Riparto. Guido e singhiozzo forte come una bambina. Ho quattro anni o poco più, sono quella bamboccia.  Sono ancora quella bamboccia. Sono di nuovo quella bamboccia. E nessuno si sta prendendo cura di lei. E' stata appena abbandonata all'aereoporto a guidare una macchina enorme. Mi concentro per separarmi da lei ed abbracciarla. Ci sono io adesso con te, non sei più sola. Piange ed è inconsolabile. Rientro a casa di mio padre dove mi aspetta la mia vera famiglia. Stringo forte il chercheur e sto ancora singhiozzando: anche io sono la tua famiglia. Ho paura di perdermi del tutto. Vengo raccolta col cucchiaino, come diceva Lei. Dal mio chercheur, forse un po' sorpreso, anche a lui parevo più solida a questo giro, mi sa. Sarò mai veramente solida tornando qui? 

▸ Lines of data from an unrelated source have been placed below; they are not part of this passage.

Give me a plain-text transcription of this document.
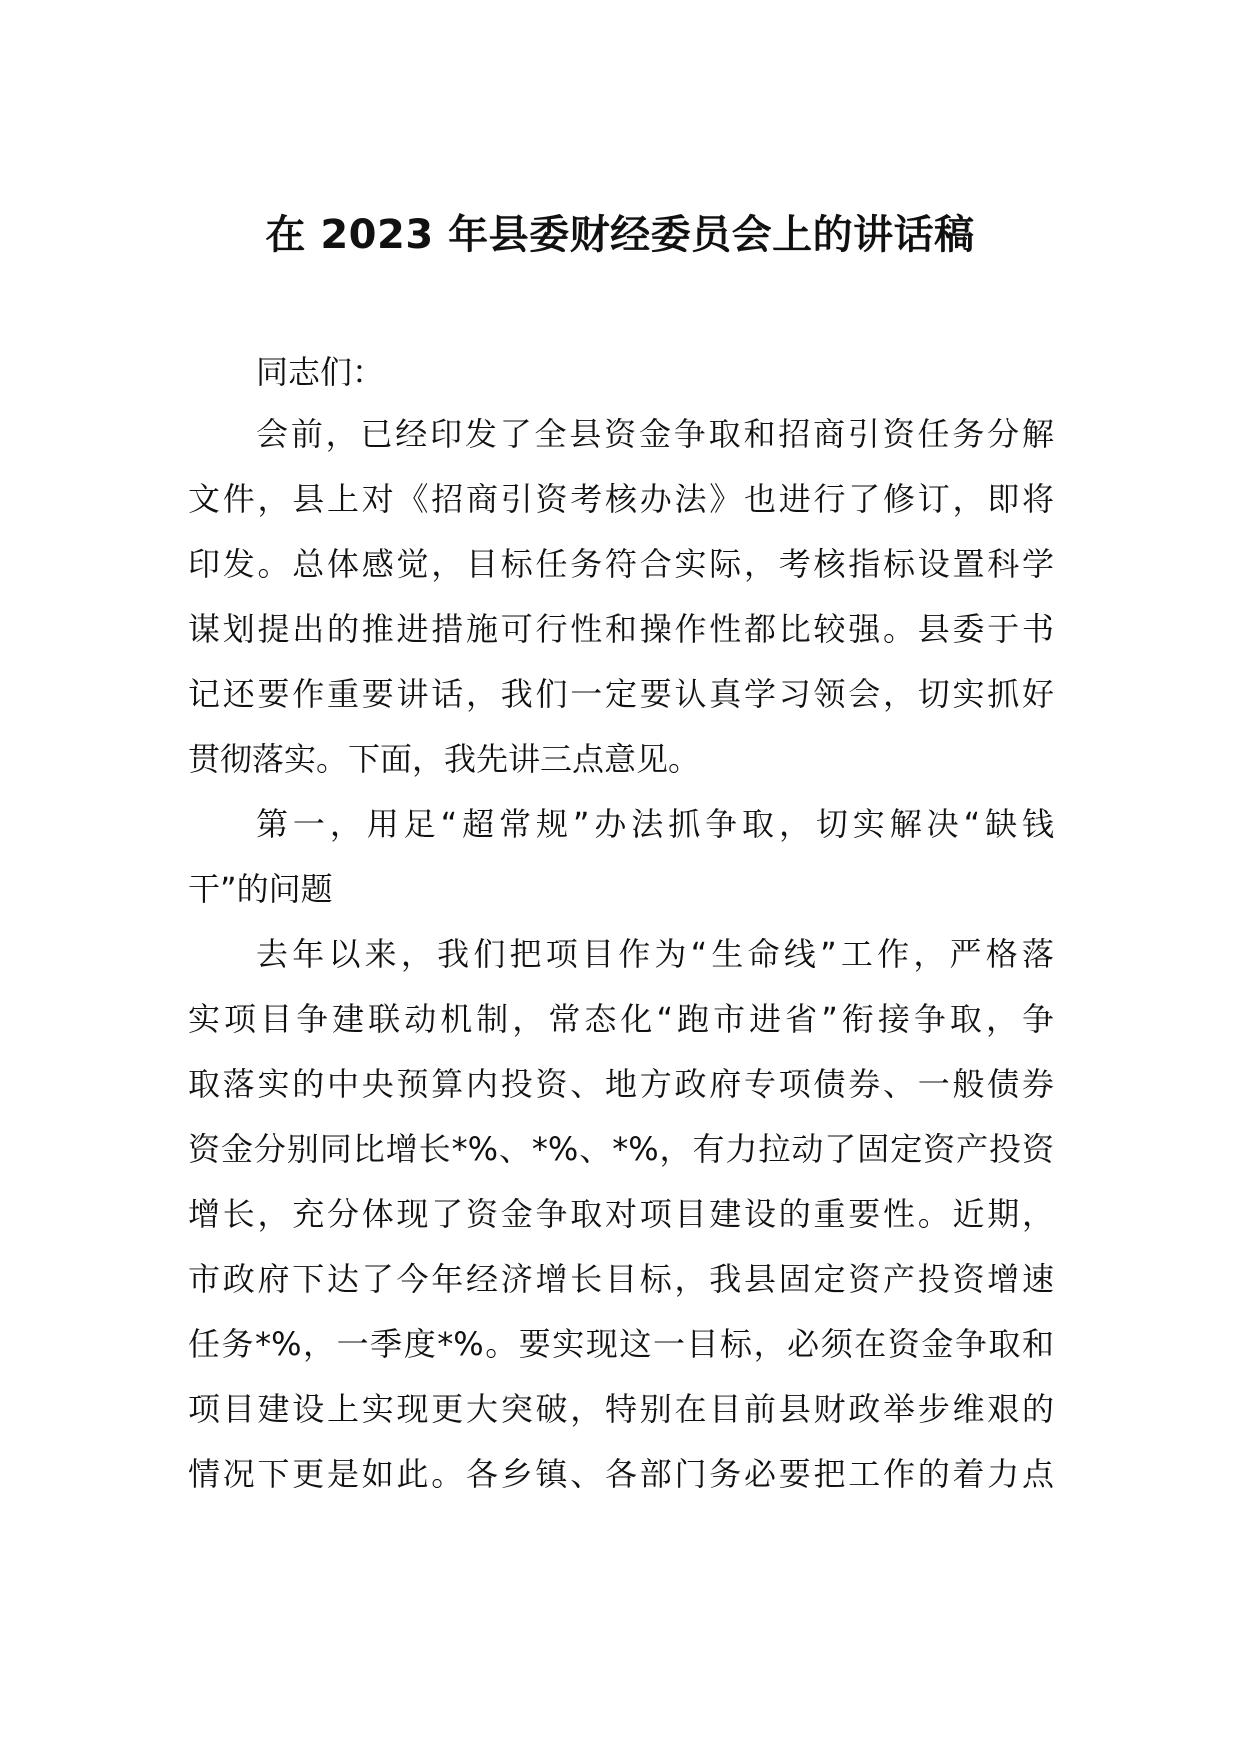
在 2023 年县委财经委员会上的讲话稿
同志们：
会前，已经印发了全县资金争取和招商引资任务分解
文件，县上对《招商引资考核办法》也进行了修订，即将
印发。总体感觉，目标任务符合实际，考核指标设置科学
谋划提出的推进措施可行性和操作性都比较强。县委于书
记还要作重要讲话，我们一定要认真学习领会，切实抓好
贯彻落实。下面，我先讲三点意见。
第一，用足“超常规”办法抓争取，切实解决“缺钱
干”的问题
去年以来，我们把项目作为“生命线”工作，严格落
实项目争建联动机制，常态化“跑市进省”衔接争取，争
取落实的中央预算内投资、地方政府专项债券、一般债券
资金分别同比增长*%、*%、*%，有力拉动了固定资产投资
增长，充分体现了资金争取对项目建设的重要性。近期，
市政府下达了今年经济增长目标，我县固定资产投资增速
任务*%，一季度*%。要实现这一目标，必须在资金争取和
项目建设上实现更大突破，特别在目前县财政举步维艰的
情况下更是如此。各乡镇、各部门务必要把工作的着力点
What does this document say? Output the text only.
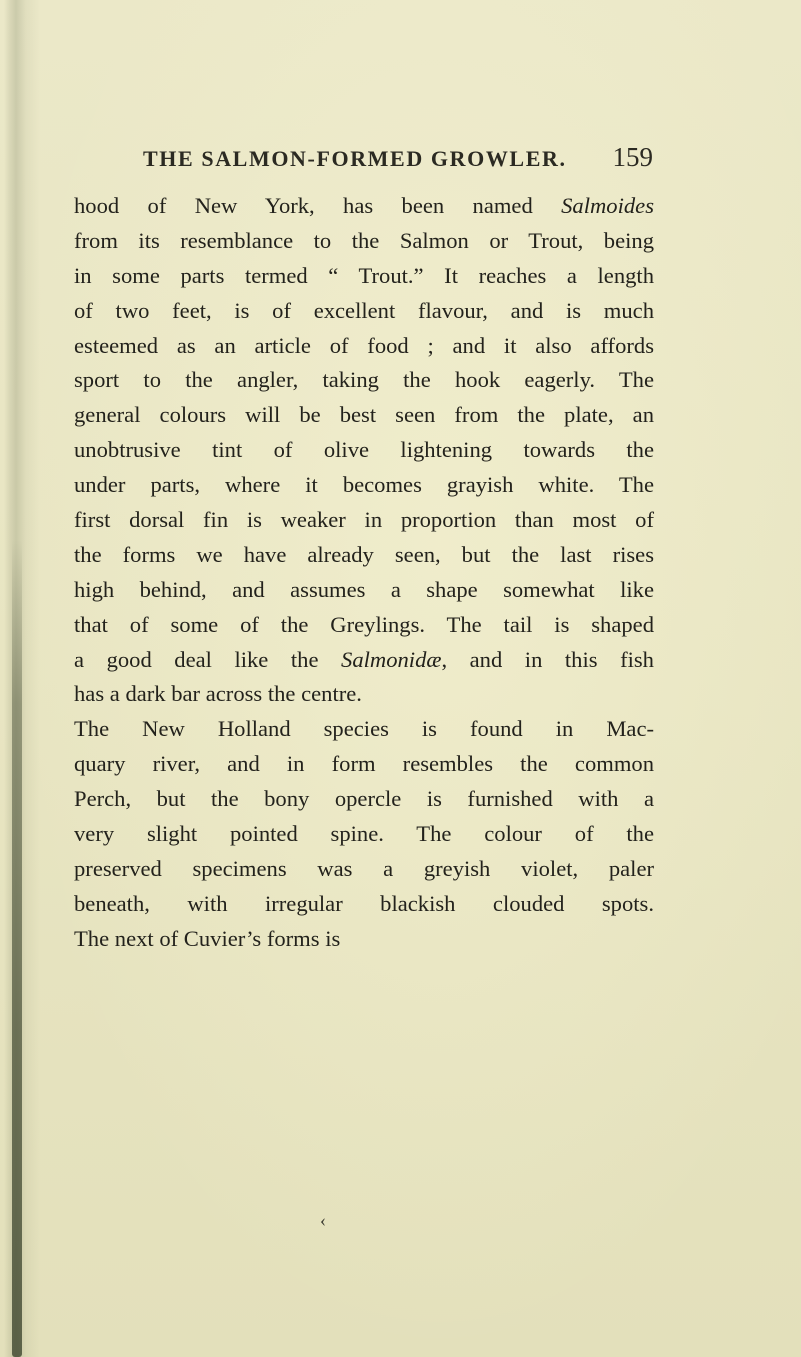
THE SALMON-FORMED GROWLER. 159
hood of New York, has been named Salmoides
from its resemblance to the Salmon or Trout, being
in some parts termed “ Trout.” It reaches a length
of two feet, is of excellent flavour, and is much
esteemed as an article of food ; and it also affords
sport to the angler, taking the hook eagerly. The
general colours will be best seen from the plate, an
unobtrusive tint of olive lightening towards the
under parts, where it becomes grayish white. The
first dorsal fin is weaker in proportion than most of
the forms we have already seen, but the last rises
high behind, and assumes a shape somewhat like
that of some of the Greylings. The tail is shaped
a good deal like the Salmonidæ, and in this fish
has a dark bar across the centre.
The New Holland species is found in Mac-
quary river, and in form resembles the common
Perch, but the bony opercle is furnished with a
very slight pointed spine. The colour of the
preserved specimens was a greyish violet, paler
beneath, with irregular blackish clouded spots.
The next of Cuvier’s forms is
‹
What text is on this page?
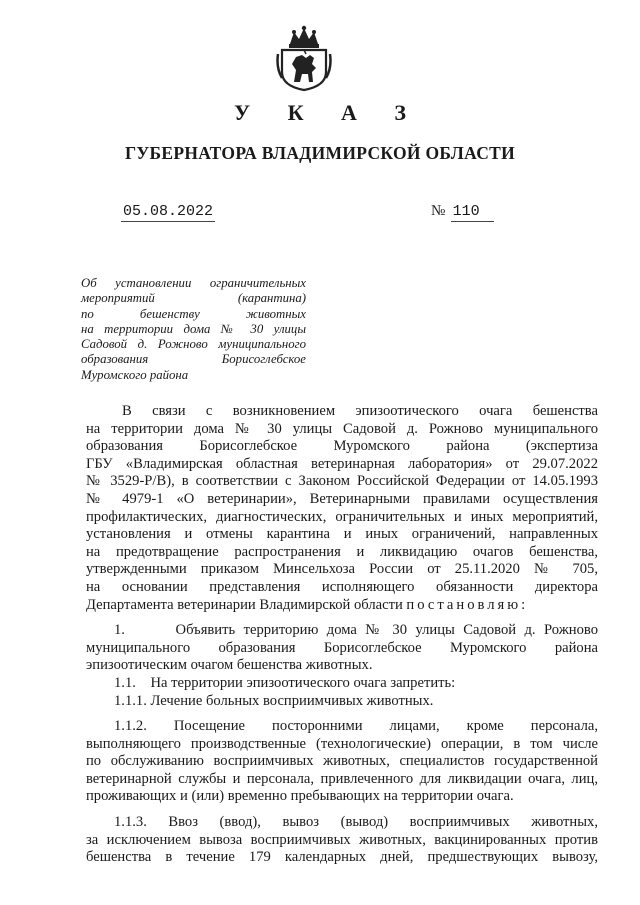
У К А З
ГУБЕРНАТОРА ВЛАДИМИРСКОЙ ОБЛАСТИ
05.08.2022	№ 110
Об установлении ограничительных
мероприятий (карантина)
по бешенству животных
на территории дома № 30 улицы
Садовой д. Рожново муниципального
образования Борисоглебское
Муромского района
В связи с возникновением эпизоотического очага бешенства
на территории дома № 30 улицы Садовой д. Рожново муниципального
образования Борисоглебское Муромского района (экспертиза
ГБУ «Владимирская областная ветеринарная лаборатория» от 29.07.2022
№ 3529-Р/В), в соответствии с Законом Российской Федерации от 14.05.1993
№ 4979-1 «О ветеринарии», Ветеринарными правилами осуществления
профилактических, диагностических, ограничительных и иных мероприятий,
установления и отмены карантина и иных ограничений, направленных
на предотвращение распространения и ликвидацию очагов бешенства,
утвержденными приказом Минсельхоза России от 25.11.2020 № 705,
на основании представления исполняющего обязанности директора
Департамента ветеринарии Владимирской области постановляю:
1.      Объявить территорию дома № 30 улицы Садовой д. Рожново
муниципального образования Борисоглебское Муромского района
эпизоотическим очагом бешенства животных.
1.1.    На территории эпизоотического очага запретить:
1.1.1. Лечение больных восприимчивых животных.
1.1.2. Посещение посторонними лицами, кроме персонала,
выполняющего производственные (технологические) операции, в том числе
по обслуживанию восприимчивых животных, специалистов государственной
ветеринарной службы и персонала, привлеченного для ликвидации очага, лиц,
проживающих и (или) временно пребывающих на территории очага.
1.1.3. Ввоз (ввод), вывоз (вывод) восприимчивых животных,
за исключением вывоза восприимчивых животных, вакцинированных против
бешенства в течение 179 календарных дней, предшествующих вывозу,
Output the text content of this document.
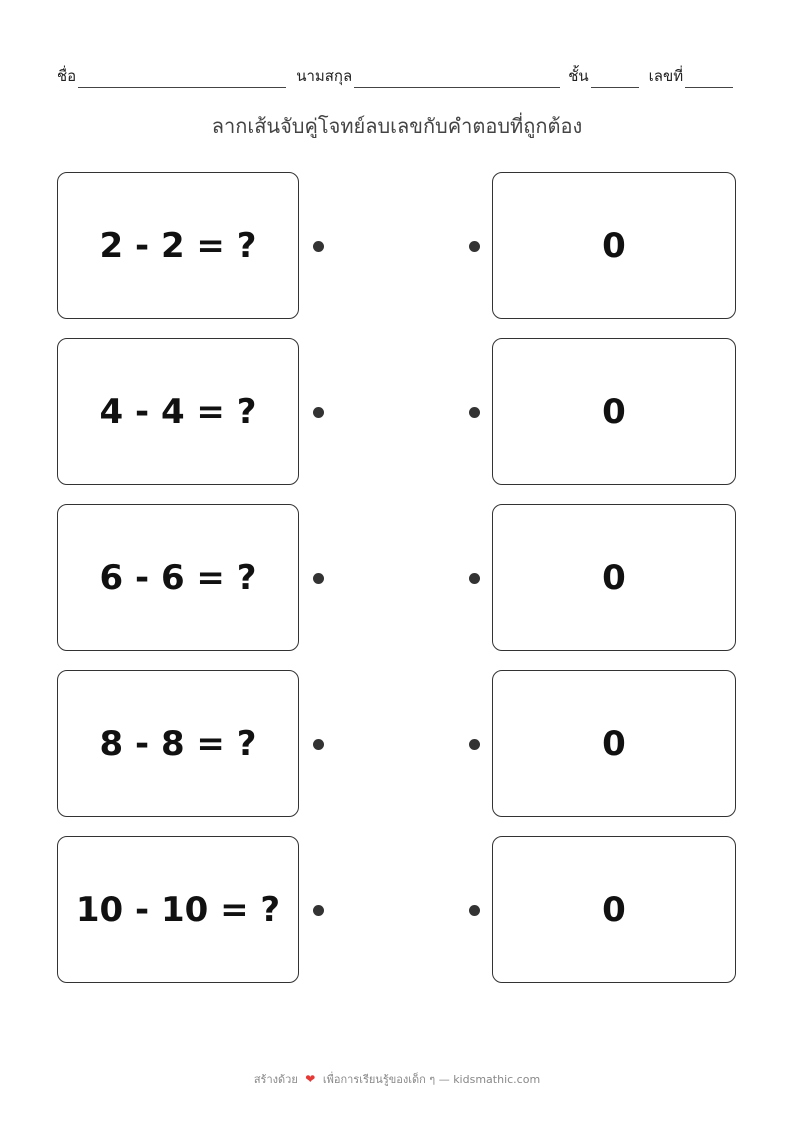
ชื่อ	นามสกุล	ชั้น	เลขที่
ลากเส้นจับคู่โจทย์ลบเลขกับคำตอบที่ถูกต้อง
2 - 2 = ?	0
4 - 4 = ?	0
6 - 6 = ?	0
8 - 8 = ?	0
10 - 10 = ?	0
สร้างด้วย ❤ เพื่อการเรียนรู้ของเด็ก ๆ — kidsmathic.com
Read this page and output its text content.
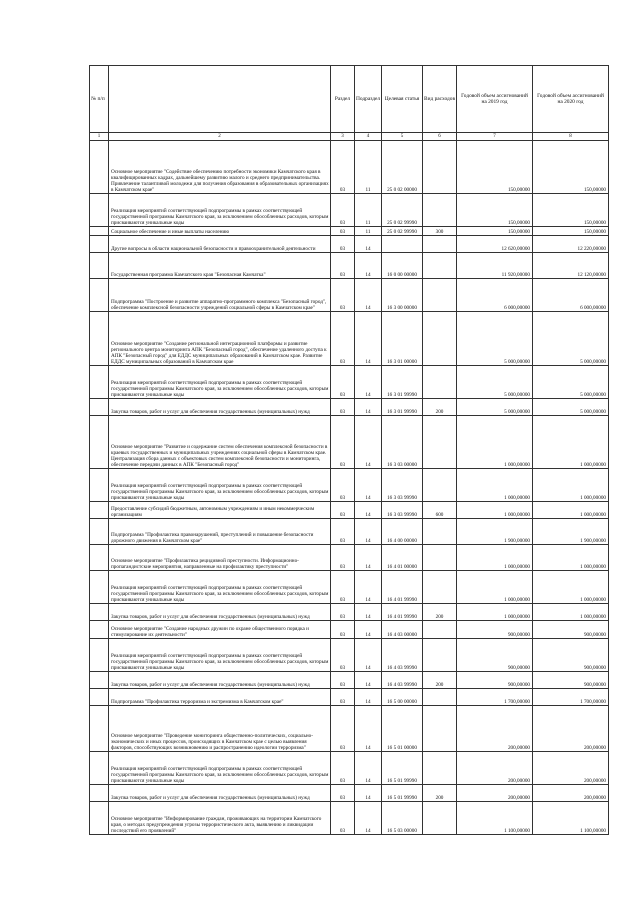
№ п/п		Раздел	Подраздел	Целевая статья	Вид расходов	Годовой объем ассигнований на 2019 год	Годовой объем ассигнований на 2020 год
1	2	3	4	5	6	7	8
	Основное мероприятие "Содействие обеспечению потребности экономики Камчатского края в квалифицированных кадрах, дальнейшему развитию малого и среднего предпринимательства. Привлечение талантливой молодежи для получения образования в образовательных организациях в Камчатском крае"	03	11	25 0 02 00000		150,00000	150,00000
	Реализация мероприятий соответствующей подпрограммы в рамках соответствующей государственной программы Камчатского края, за исключением обособленных расходов, которым присваиваются уникальные коды	03	11	25 0 02 99990		150,00000	150,00000
	Социальное обеспечение и иные выплаты населению	03	11	25 0 02 99990	300	150,00000	150,00000
	Другие вопросы в области национальной безопасности и правоохранительной деятельности	03	14			12 620,00000	12 220,00000
	Государственная программа Камчатского края "Безопасная Камчатка"	03	14	16 0 00 00000		11 920,00000	12 120,00000
	Подпрограмма "Построение и развитие аппаратно-программного комплекса "Безопасный город", обеспечение комплексной безопасности учреждений социальной сферы в Камчатском крае"	03	14	16 3 00 00000		6 000,00000	6 000,00000
	Основное мероприятие "Создание региональной интеграционной платформы и развитие регионального центра мониторинга АПК "Безопасный город", обеспечение удаленного доступа к АПК "Безопасный город" для ЕДДС муниципальных образований в Камчатском крае. Развитие ЕДДС муниципальных образований в Камчатском крае	03	14	16 3 01 00000		5 000,00000	5 000,00000
	Реализация мероприятий соответствующей подпрограммы в рамках соответствующей государственной программы Камчатского края, за исключением обособленных расходов, которым присваиваются уникальные коды	03	14	16 3 01 99990		5 000,00000	5 000,00000
	Закупка товаров, работ и услуг для обеспечения государственных (муниципальных) нужд	03	14	16 3 01 99990	200	5 000,00000	5 000,00000
	Основное мероприятие "Развитие и содержание систем обеспечения комплексной безопасности в краевых государственных и муниципальных учреждениях социальной сферы в Камчатском крае. Централизация сбора данных с объектовых систем комплексной безопасности и мониторинга, обеспечение передачи данных в АПК "Безопасный город"	03	14	16 3 03 00000		1 000,00000	1 000,00000
	Реализация мероприятий соответствующей подпрограммы в рамках соответствующей государственной программы Камчатского края, за исключением обособленных расходов, которым присваиваются уникальные коды	03	14	16 3 03 99990		1 000,00000	1 000,00000
	Предоставление субсидий бюджетным, автономным учреждениям и иным некоммерческим организациям	03	14	16 3 03 99990	600	1 000,00000	1 000,00000
	Подпрограмма "Профилактика правонарушений, преступлений и повышение безопасности дорожного движения в Камчатском крае"	03	14	16 4 00 00000		1 900,00000	1 900,00000
	Основное мероприятие "Профилактика рецидивной преступности. Информационно-пропагандистские мероприятия, направленные на профилактику преступности"	03	14	16 4 01 00000		1 000,00000	1 000,00000
	Реализация мероприятий соответствующей подпрограммы в рамках соответствующей государственной программы Камчатского края, за исключением обособленных расходов, которым присваиваются уникальные коды	03	14	16 4 01 99990		1 000,00000	1 000,00000
	Закупка товаров, работ и услуг для обеспечения государственных (муниципальных) нужд	03	14	16 4 01 99990	200	1 000,00000	1 000,00000
	Основное мероприятие "Создание народных дружин по охране общественного порядка и стимулирование их деятельности"	03	14	16 4 03 00000		900,00000	900,00000
	Реализация мероприятий соответствующей подпрограммы в рамках соответствующей государственной программы Камчатского края, за исключением обособленных расходов, которым присваиваются уникальные коды	03	14	16 4 03 99990		900,00000	900,00000
	Закупка товаров, работ и услуг для обеспечения государственных (муниципальных) нужд	03	14	16 4 03 99990	200	900,00000	900,00000
	Подпрограмма "Профилактика терроризма и экстремизма в Камчатском крае"	03	14	16 5 00 00000		1 700,00000	1 700,00000
	Основное мероприятие "Проведение мониторинга общественно-политических, социально-экономических и иных процессов, происходящих в Камчатском крае с целью выявления факторов, способствующих возникновению и распространению идеологии терроризма"	03	14	16 5 01 00000		200,00000	200,00000
	Реализация мероприятий соответствующей подпрограммы в рамках соответствующей государственной программы Камчатского края, за исключением обособленных расходов, которым присваиваются уникальные коды	03	14	16 5 01 99990		200,00000	200,00000
	Закупка товаров, работ и услуг для обеспечения государственных (муниципальных) нужд	03	14	16 5 01 99990	200	200,00000	200,00000
	Основное мероприятие "Информирование граждан, проживающих на территории Камчатского края, о методах предупреждения угрозы террористического акта, выявлению и ликвидации последствий его проявлений"	03	14	16 5 03 00000		1 100,00000	1 100,00000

Poi un capodanno lastminute molto bello, con due amici atavici e la loro terza preziosa presenza in potenza... i fuochi di mezzanotte sul pratone, le chiacchiere, il vino lassativo. L'insonnia del primo dell'anno, resto sola mentre loro tornano dai Nonni-Bionici in uno degli ultimi va e vieni. Metto ordine dentro e fuori. Mi concentro sugli elementi di quella risalita, faccio silenzio, mentre ascolto Janis. Chiedo scusa, anche se le mie scuse sembrano passare inosservate, recepite, ma non rielaborate. Vado a correre intorno al laghetto. E' la seconda volta da quando sono qui, Santo Laghetto del Paesello, ci si corre proprio molto bene. Poi prendo la metropolitana e in una piccola meravigliosa odissea vado a trovare J. e G. neomamma e papà col loro bellissimo piccolo fagottino. Ed è un piccolo momento di meraviglia e calma, tutto fuori è immobile,  ci sono solo loro tre. Finalmente a sera ritorno dai Bionici e sono stremata. Il giorno successivo vengo nuovamente fagocitata dal loro casone freddo, buio e isolato, fino all'indomani quando al sorgere del sole, prima che l'incantesimo mi intrappoli nuovamente lì, raccolgo tutto, mi chiudo in bagno, aspetto che il chercheur si svegli, poi scappo, prendo il treno per il Paesello. Il mio primo treno del 2015. E un altro ancora più bello mi sta aspettando.

E' ancora il 3 gennaio e mi ritrovo nuovamente sola. Se mi concentro sulle cose positive  la solitudine mi fa molto bene, devo però fare un grosso sforzo. Vado a correre di nuovo. Poi mi procuro un numerino per un altro treno. Per una bella avventura.

Mi sento ancora tutta rotta, mentre consulto orari del treno per questa fuga meravigliosa e non so se truccarmi con i colori del futuro che voglio, cercando il miglior lato di me, o se presentarmi sulla banchina con  i cocci tra le mani. Perchè il fatto che io stia comunque guardando gli orari sa di incredibile e di istinto di sopravvivenza.  Ho una voglia incredibile di conoscere, chiacchierare, dire, ascoltare, passeggiare in una  compagnia che so già bella e buona, pur non avendola mai sperimentata prima.


E adesso sono qui, ancora al buio, il sole sorgerà quando uscirò e andrò incontro a questa avventura.